While I need my wax welds to be strong, these things are a bit fragile and oddly shaped, each sprue being individual. My bumpity dirt driveway that is almost a mile long helps nothing. So, I have transported the wax floating in a bucket of water.
This greatly diminished the vibration and shock on the piece, although I still had water sloshing around in my car. Sheesh, I must continue to fill the driveway potholes with stone chips!
In the image above on the left, air conditioning metal tubing has been used to create a "mother mold" (the outer supporting mold). The next image shows me holding the sprue.
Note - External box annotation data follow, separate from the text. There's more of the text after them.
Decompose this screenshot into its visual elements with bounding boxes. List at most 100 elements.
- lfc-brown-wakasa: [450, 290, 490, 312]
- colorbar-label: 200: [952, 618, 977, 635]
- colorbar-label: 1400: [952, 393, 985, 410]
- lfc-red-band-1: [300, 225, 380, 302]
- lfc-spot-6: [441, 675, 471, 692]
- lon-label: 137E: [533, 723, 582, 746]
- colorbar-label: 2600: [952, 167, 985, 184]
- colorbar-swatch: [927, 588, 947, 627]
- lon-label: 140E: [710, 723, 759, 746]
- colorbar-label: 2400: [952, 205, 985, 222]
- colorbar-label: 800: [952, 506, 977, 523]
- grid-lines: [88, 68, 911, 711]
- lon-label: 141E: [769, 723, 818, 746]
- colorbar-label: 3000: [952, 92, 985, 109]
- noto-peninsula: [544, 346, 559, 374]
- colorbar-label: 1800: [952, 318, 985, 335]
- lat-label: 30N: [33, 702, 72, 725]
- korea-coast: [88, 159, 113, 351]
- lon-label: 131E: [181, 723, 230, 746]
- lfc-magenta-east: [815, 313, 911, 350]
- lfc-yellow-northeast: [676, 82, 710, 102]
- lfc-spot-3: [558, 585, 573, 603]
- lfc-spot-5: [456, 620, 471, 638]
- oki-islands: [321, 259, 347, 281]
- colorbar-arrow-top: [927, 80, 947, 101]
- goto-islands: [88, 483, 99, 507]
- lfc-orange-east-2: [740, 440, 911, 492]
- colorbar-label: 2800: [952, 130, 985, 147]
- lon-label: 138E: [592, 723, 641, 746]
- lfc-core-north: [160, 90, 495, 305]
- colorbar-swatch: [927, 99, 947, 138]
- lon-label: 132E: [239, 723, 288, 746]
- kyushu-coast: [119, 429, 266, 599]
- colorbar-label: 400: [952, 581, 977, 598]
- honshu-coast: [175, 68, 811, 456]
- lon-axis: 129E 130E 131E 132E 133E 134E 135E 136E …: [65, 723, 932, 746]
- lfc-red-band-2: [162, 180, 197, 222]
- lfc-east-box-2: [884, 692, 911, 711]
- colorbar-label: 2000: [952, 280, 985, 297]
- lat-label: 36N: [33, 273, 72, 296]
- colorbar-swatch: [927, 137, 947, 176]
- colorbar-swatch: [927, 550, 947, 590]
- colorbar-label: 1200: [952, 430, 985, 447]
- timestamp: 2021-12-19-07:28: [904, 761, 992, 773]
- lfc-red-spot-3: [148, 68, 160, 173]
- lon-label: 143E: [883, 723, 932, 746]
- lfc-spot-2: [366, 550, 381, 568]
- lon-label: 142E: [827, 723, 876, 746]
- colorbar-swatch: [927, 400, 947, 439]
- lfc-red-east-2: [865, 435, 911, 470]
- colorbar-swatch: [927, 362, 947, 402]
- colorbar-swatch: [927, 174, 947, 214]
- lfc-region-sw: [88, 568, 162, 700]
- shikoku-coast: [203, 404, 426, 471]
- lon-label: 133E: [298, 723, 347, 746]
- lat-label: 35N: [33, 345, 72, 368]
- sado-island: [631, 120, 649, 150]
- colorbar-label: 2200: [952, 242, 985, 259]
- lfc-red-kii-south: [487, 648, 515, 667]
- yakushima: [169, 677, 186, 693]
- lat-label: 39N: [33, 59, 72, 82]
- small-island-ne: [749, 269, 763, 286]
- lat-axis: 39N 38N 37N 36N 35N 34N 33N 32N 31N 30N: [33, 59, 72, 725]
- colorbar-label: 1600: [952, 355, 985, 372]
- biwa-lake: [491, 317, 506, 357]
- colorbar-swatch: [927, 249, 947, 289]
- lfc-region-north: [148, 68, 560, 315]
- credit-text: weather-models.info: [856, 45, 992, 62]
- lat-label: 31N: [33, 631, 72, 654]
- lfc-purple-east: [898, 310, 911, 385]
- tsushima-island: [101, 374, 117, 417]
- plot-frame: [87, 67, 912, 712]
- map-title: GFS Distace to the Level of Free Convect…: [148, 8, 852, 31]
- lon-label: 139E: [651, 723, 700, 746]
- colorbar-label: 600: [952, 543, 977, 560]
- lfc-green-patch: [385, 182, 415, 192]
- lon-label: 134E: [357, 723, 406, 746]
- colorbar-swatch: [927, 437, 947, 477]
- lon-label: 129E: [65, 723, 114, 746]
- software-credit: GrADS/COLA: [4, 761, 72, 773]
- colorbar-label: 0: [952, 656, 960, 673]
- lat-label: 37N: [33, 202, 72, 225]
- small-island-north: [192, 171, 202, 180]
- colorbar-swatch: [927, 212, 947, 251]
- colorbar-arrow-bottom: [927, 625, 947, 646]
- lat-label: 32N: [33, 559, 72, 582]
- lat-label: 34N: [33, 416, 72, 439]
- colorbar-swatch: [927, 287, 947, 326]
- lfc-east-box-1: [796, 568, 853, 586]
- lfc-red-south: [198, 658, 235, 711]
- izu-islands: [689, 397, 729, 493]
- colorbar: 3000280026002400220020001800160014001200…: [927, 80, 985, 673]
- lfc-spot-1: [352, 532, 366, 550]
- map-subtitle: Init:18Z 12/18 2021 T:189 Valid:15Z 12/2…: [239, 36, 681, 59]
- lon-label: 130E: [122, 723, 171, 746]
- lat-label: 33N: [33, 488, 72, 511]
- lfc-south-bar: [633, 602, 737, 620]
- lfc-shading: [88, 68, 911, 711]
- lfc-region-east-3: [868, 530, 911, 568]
Below, I am holding my sprue to keep it from floating, pour funnel at the top opening with the sculptures deeper, parallel to the side walls.
Steve is pouring a mixture of plaster, playground sand, and water into the mother mold. Once this mold has set, holes will be lightly punched into just the metal tubing to release steam later during the pouring of the molten bronze.
After the mold is ready, it will be heated and all of the wax will be melted out (hence the term "The Lost Wax Process" in bronze casting).
Now the sculpture is only an air space. Bronze will be heated to about 2000 degrees F so that it becomes a liquid. Then it will be poured into the funnel-shaped opening, travel down the air space, follow the sprue space to fill the sculpture space, and then chase air out the vents. The bronze begins cooling as soon as it is poured, so everything in the pour moves fairly quickly.
I did not attend the bronze pour since I was working in my studio on my stone carving. This fourth image shows you the bronze pieces after Steve cut away the mold and then cut apart each sculpture from the cooled bronze sprue parts. He left some of the sprue on so that I could put the art into a vice as I chase the metal.